La soberanía mexicana no es ninguna antigualla absurda sino la necesidad de que, si bien hay fuerzas incontrolables, como la de Estados Unidos, máxime gobernado por quien ha entronizado sus peores defectos estructurales, como Donald Trump, México tenga el mínimo margen de maniobra para tomar sus propias decisiones en un entorno donde los efectos y consecuencias son compartidos.
México es un país diverso, plural, multinacional y multicultural donde todos cabemos y donde no hay espacio para las segregaciones. Es un país que ha sido históricamente solidario, así sea por razones instrumentales, que su pueblo convierte en genuinas.
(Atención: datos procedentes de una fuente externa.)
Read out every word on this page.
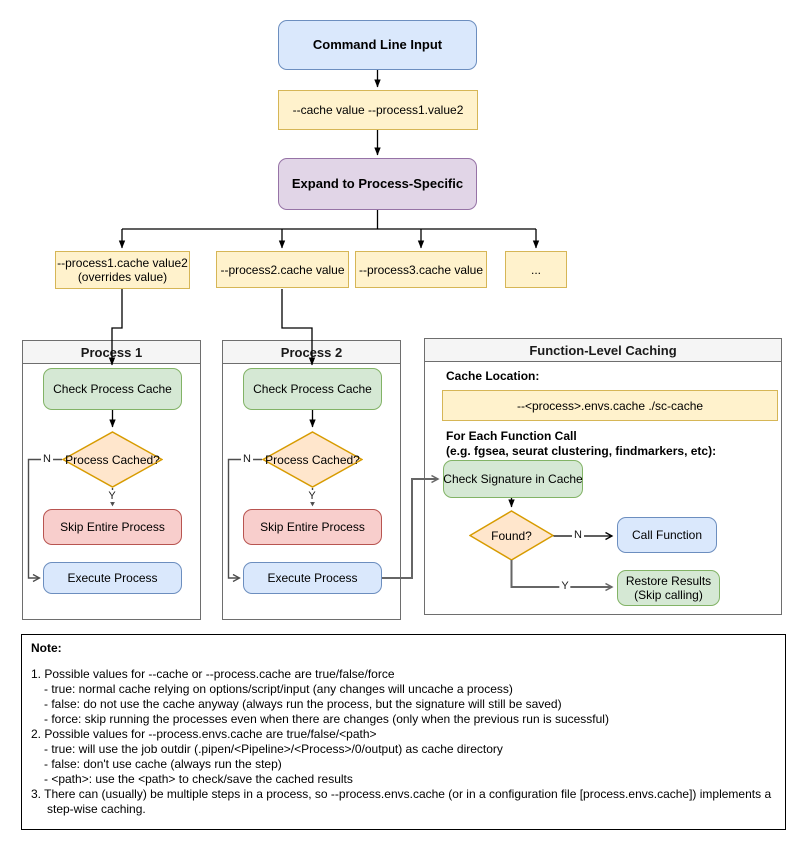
Process 1	Process 2	Function-Level Caching
Command Line Input
--cache value --process1.value2
Expand to Process-Specific
--process1.cache value2
(overrides value)
--process2.cache value	--process3.cache value	...
Check Process Cache
Process Cached?
Skip Entire Process
Execute Process
Check Process Cache
Process Cached?
Skip Entire Process
Execute Process
Cache Location:
--<process>.envs.cache ./sc-cache
For Each Function Call
(e.g. fgsea, seurat clustering, findmarkers, etc):
Check Signature in Cache
Found?	Call Function
Restore Results
(Skip calling)
N
Y
N
Y
N
Y
Note:
1. Possible values for --cache or --process.cache are true/false/force
- true: normal cache relying on options/script/input (any changes will uncache a process)
- false: do not use the cache anyway (always run the process, but the signature will still be saved)
- force: skip running the processes even when there are changes (only when the previous run is sucessful)
2. Possible values for --process.envs.cache are true/false/<path>
- true: will use the job outdir (.pipen/<Pipeline>/<Process>/0/output) as cache directory
- false: don't use cache (always run the step)
- <path>: use the <path> to check/save the cached results
3. There can (usually) be multiple steps in a process, so --process.envs.cache (or in a configuration file [process.envs.cache]) implements a step-wise caching.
Es un país que representa a un nacionalismo que ha sido defensivo y sensato en diversos momentos, como la reconstrucción estatal de 1938, y que puede mantener esa ruta.
Es por eso que en un día como hoy, de fechas septembrinas, debemos reivindicar al patriotismo como una fuerza necesaria, defensiva y progresista, que nos ayude a entender que México es un país de excepción, porque como recuerda Fabrizio Mejía Madrid, mientras otros nacionalismos en otros lados implican la segregación y la exclusión del diferente, el nacionalismo mexicano debe significar la invitación a todos a una fiesta.